Nonlinearity exponents in lightly doped Conducting Polymers

TL;DR

This study investigates the nonlinear electrical behavior of various conducting polymers, revealing a universal scaling law characterized by a nonlinearity exponent, and demonstrates the applicability of a tunneling model over a wide range of conditions.

Contribution

It introduces a phenomenological scaling analysis to extract a nonlinearity exponent in conducting polymers, linking electric field onset to conductivity, and applies a tunneling model to describe the data.

Findings

Existence of a single electric field scale in all systems.

The nonlinearity exponent varies between -0.5 and 0.75.

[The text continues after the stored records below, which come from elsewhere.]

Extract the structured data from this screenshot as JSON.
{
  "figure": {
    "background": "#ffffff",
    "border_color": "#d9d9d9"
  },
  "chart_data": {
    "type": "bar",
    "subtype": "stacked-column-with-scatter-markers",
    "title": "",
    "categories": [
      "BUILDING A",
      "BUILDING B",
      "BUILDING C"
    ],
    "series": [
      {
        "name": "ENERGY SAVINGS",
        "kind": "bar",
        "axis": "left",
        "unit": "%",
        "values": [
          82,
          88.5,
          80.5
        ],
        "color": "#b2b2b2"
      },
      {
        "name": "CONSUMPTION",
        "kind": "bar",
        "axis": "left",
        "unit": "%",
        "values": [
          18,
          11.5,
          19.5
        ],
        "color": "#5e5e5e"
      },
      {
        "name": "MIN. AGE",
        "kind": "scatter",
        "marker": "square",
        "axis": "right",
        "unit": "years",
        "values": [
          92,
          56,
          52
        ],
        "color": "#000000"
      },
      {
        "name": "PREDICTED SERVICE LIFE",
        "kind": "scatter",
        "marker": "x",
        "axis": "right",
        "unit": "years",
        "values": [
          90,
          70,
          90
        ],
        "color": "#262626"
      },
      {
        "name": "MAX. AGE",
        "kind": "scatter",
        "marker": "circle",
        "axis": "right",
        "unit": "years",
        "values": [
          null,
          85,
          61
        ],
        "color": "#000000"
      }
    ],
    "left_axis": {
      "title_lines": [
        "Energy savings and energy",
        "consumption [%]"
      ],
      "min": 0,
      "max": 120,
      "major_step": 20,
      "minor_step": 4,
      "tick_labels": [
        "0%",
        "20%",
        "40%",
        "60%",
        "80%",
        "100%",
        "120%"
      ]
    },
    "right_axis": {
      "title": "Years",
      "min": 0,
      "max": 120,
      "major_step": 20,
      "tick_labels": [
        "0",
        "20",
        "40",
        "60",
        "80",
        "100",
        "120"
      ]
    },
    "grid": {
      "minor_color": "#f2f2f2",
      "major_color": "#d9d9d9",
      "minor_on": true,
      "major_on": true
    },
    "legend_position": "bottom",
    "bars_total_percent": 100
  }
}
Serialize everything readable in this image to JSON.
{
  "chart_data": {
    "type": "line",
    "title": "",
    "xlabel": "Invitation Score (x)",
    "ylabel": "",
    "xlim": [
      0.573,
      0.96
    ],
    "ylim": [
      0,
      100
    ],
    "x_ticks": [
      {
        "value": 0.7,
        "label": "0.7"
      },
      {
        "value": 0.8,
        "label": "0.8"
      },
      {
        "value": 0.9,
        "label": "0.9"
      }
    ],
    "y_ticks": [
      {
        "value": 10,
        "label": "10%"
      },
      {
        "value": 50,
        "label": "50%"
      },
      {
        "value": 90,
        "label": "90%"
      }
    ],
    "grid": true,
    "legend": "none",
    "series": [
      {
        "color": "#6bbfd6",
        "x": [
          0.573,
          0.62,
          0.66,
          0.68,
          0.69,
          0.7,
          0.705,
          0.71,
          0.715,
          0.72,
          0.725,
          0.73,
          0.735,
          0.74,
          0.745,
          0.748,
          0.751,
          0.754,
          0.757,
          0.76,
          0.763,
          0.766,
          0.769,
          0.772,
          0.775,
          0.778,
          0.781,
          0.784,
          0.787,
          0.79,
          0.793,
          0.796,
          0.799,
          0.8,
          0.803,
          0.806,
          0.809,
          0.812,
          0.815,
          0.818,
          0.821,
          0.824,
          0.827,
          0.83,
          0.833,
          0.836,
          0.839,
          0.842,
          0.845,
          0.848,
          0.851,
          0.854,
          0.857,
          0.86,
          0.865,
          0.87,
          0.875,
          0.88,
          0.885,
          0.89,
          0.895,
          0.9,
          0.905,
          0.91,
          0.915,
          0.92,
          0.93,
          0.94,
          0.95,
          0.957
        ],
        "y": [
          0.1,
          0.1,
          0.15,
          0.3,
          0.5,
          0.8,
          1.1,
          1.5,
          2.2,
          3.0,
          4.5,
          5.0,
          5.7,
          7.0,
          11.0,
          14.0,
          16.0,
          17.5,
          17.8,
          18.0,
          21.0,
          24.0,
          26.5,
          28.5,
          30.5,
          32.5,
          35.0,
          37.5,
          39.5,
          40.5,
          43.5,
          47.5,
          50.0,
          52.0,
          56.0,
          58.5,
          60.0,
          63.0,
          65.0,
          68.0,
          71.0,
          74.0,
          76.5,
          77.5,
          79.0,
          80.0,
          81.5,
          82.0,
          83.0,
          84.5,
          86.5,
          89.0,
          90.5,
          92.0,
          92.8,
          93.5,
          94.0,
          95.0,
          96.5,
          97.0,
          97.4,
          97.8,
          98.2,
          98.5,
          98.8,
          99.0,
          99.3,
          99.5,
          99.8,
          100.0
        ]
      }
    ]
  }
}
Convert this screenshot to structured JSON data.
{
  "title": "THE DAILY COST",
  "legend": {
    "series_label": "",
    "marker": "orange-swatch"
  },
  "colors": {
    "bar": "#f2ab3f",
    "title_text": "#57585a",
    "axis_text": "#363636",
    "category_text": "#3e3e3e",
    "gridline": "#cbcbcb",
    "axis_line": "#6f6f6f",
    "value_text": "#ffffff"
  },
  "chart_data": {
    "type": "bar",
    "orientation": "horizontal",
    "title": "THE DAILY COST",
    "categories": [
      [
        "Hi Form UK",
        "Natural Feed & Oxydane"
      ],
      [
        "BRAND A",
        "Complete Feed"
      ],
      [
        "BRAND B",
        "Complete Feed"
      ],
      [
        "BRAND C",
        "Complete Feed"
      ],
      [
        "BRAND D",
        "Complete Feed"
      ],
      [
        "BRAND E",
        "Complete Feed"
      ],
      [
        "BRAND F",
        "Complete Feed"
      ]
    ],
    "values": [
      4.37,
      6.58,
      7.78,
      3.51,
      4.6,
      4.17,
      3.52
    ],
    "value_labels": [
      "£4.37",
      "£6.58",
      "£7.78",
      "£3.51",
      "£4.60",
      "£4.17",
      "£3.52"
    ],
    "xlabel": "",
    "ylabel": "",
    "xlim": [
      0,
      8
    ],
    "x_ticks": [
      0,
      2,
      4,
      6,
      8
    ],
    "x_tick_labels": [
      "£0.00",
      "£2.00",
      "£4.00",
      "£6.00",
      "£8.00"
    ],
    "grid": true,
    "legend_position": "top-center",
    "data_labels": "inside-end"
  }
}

Field-dependent data fit the Glatzman-Matveev tunneling model over nine orders of magnitude.

Abstract

The \textit{I-V} characteristics of four conducting polymer systems like doped polypyrrole (PPy), poly 3,4 ethylene dioxythiophene (PEDOT), polydiacetylene (PDA) and polyaniline (PA) in as many physical forms have been investigated at different temperatures, quenched disorder and magnetic fields. Transport data clearly confirm the existence of a \textit{single} electric field scale in any system. Based upon this observation, a phenomenological scaling analysis is applied, leading to extraction of a concrete number $x_M$, called nonlinearity exponent. The latter serves to characterize a set of \textit{I-V} curves. The onset field $F_o$ at which conductivity starts deviating from its Ohmic value $\sigma_0$ scales as $F_o \sim \sigma_0^{x_M}$. Field-dependent data are shown to be described by Glatzman-Matveev multi-step tunneling model [JETP 67, 1276 (1988)] in a near-perfect manner over nine orders of magnitude in conductivity and five order of magnitudes in electric field. $x_M$ is found to possess both positive and negative values lying between -1/2 and 3/4. There is no theory at present for the exponent. Some issues concerning applicability of the Glatzman-Matveev model are discussed.